On Learning
Are French books just more attractive than other books? My mother, a French teacher, had any number of books in French on the shelf at home when I was growing up. I can still recall their tantalizing spines: Gide, Mauriac, Zola, Colette. The combination of letters suggested a peculiar, alluring music. French publishing houses produce beautiful editions, and though I couldn’t then read their contents, my eye was drawn to their sharp design. Like many Irish people, I suspect, the French language was my first introduction to ‘the Continent’ and France became a synonym for Europe. And it was through French that I encountered Europe in all its messy, multifarious splendour.
In 2003 I arrived in Rennes as an Erasmus student to study French, a bit of Breton and Celtic Civilization. I exchanged the stinging rain of the West of Ireland for the marginally more temperate rain of Brittany. It was easy to feel at home among my Celtic brethren, and I soon found an Irish pub where musicians were welcome, including maladroit ones such as myself. It’s difficult to underestimate the appetite for Irish traditional music abroad. Even the clumsiest of players can claim a certain allure in a foreign climate. Meeting people was easy in the pub after a session as all of humanity seemed to gather there: Erasmus, non-Erasmus, Breton, French.
Those who self-identified as Breton, rather than French, were usually quick to make that distinction known, though it didn’t necessarily signify that they spoke Breton. This made me sceptical: if they felt that strongly about it, why not learn the language? As an Irish-speaker, I suppose I’m sensitized to the plight of other minority languages. It was easy to find parallels. The historical suppression of a native language in the school system was a familiar narrative to me, though it doesn’t entirely explain away how a people ‘lose’ their language. Migration made another language more desirable, more necessary. This other language was a gleaming highway to progress, opportunities, wealth, while the native language seemed like a cul de sac, an old mule hampered with poverty and backwardness. It’s a binary that’s played out the world over within the hierarchy of languages.
Unsurprisingly, language was the main subject of conversion that year. How long was I learning French? Why was I learning Breton? Is Irish very different to English? How many people speak Irish? At parties with French people, they would speak to me misty-eyed about the few words of patois they remember from their grandmother back in Alsace or Normandy. I was wary of their nostalgia. Even the word patois can have a pejorative sense in the French context, suggesting the disdain with which regional languages are regarded. France’s regional languages have long been suppressed, with the intention of eradicating them in favour of the ‘unifying’ power of standardized French.
It was standardized French that brought all of us outlanders to Rennes in the first place. Erasmus students were obliged to attend French classes for foreigners, Français Langue Étrangère. We would gather there twice a week, a confederacy of learners, each with our own foibles and inflections from our respective mother tongue. We had all come to the French language for a variety of reasons, not always for its ‘prestige’ within European affairs. But, in a very practical sense, the European Union was the reason for our being in France that year through its Erasmus initiative. The Erasmus exchange programme promotes the process of integration that is at the heart of the Europe project. The shared experience of a year abroad does much to promote openness and understanding between cultures, ideals that are crucial for recognizing the humanity in all of us.

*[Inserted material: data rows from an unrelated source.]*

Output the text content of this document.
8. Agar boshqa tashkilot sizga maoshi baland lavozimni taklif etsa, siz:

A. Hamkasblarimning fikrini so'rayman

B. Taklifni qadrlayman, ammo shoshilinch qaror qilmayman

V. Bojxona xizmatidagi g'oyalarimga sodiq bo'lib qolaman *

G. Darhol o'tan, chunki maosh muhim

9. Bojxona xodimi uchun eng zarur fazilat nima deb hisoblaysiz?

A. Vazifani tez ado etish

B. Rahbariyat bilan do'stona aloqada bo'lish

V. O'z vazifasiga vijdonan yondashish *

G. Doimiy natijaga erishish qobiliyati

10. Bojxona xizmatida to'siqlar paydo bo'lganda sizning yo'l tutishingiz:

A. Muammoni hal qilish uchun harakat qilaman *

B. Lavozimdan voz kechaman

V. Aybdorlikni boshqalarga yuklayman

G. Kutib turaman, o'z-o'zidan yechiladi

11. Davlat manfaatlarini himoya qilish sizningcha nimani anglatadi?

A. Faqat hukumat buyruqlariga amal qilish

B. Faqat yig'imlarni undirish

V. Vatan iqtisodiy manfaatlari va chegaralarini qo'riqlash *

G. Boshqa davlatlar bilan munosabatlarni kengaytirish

Encounters with other Erasmus students revealed the complexity of their own linguistic backgrounds, often at odds with a ‘national’ language. Through conversations with Galicians, Sardinians, Basques and Catalans, I came to see ways of being outside the dominant culture, ways that didn’t necessarily mean being inferior or downtrodden or disenfranchised. I began to understand that it was ok to feel out of synch with the main language in your country. In Europe there are other communities who, while not sharing my language, do share similar cultural values, even a worldview. That insight amplified the creative potential I saw for my own language.

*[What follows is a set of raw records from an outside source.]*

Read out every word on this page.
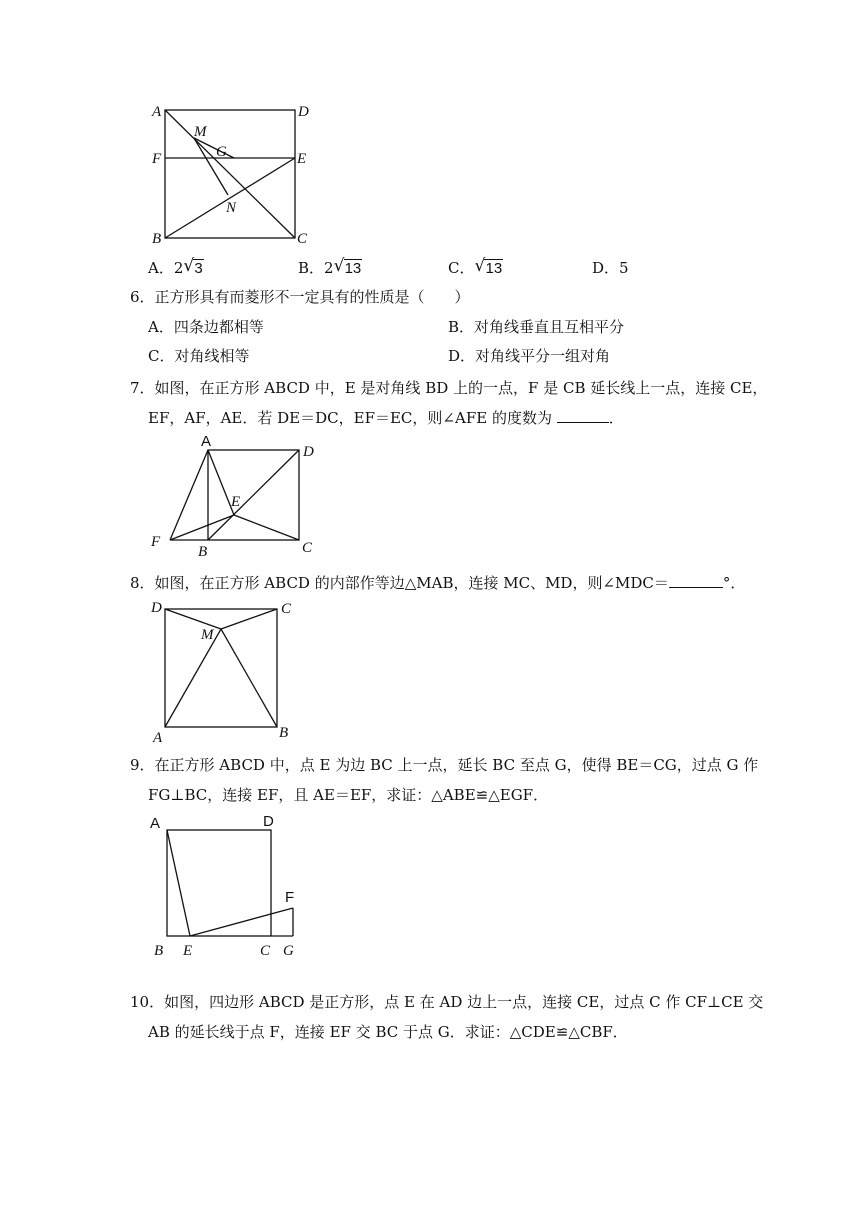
A	D
M
G
F	E
N
B	C
A．2 √ 3	B．2 √ 13	C． √ 13	D．5
6．正方形具有而菱形不一定具有的性质是（　　）
A．四条边都相等	B．对角线垂直且互相平分
C．对角线相等	D．对角线平分一组对角
7．如图，在正方形 ABCD 中，E 是对角线 BD 上的一点，F 是 CB 延长线上一点，连接 CE，
EF，AF，AE．若 DE＝DC，EF＝EC，则∠AFE 的度数为	．
A
D
E
F
B	C
8．如图，在正方形 ABCD 的内部作等边△MAB，连接 MC、MD，则∠MDC＝	°．
D	C
M
A	B
9．在正方形 ABCD 中，点 E 为边 BC 上一点，延长 BC 至点 G，使得 BE＝CG，过点 G 作
FG⊥BC，连接 EF，且 AE＝EF，求证：△ABE≌△EGF．
A	D
F
B E	C G
10．如图，四边形 ABCD 是正方形，点 E 在 AD 边上一点，连接 CE，过点 C 作 CF⊥CE 交
AB 的延长线于点 F，连接 EF 交 BC 于点 G．求证：△CDE≌△CBF．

As an Irish-speaker, I found a year living among Europeans of various nationalities to be a pleasant hiatus from the Anglosphere. No-one ever asked me what my name was ‘in English’, an all-too common occurrence in Ireland, and a personal bête noir. That year in Rennes, I finally read Translations by Brian Friel. I devoured Pharaoh’s Daughter by Nuala Ní Dhomhnaill. I also read works by Irish-language writers you’ve probably never heard of because they aren’t translated to this – English – language. The year abroad provided the geographical distance to test my own relationship with the Irish language as a literary medium. At night in my neuf mètres carrés I began my writing apprenticeship in earnest which initiated a process of integration within myself, shifting how I perceive notions of centre and periphery.
As for those French literary heavyweights on my mother’s shelf, I still hold them in reverence. But they no longer epitomize Europe. As a union, Europe is imperfect, no doubt, but there is a willingness to improve, to accommodate, to integrate without necessarily homogenizing. France’s reluctance to ratify the European Charter for Regional or Minority Languages seems, to me, to be an untenable position. Breton, along with Basque and Occitan and other languages, remain unrecognised within France and thereby do not benefit from the support of state institutions. This is antithetical to how I perceive Europe, a Europe that has made room at the table for my own language.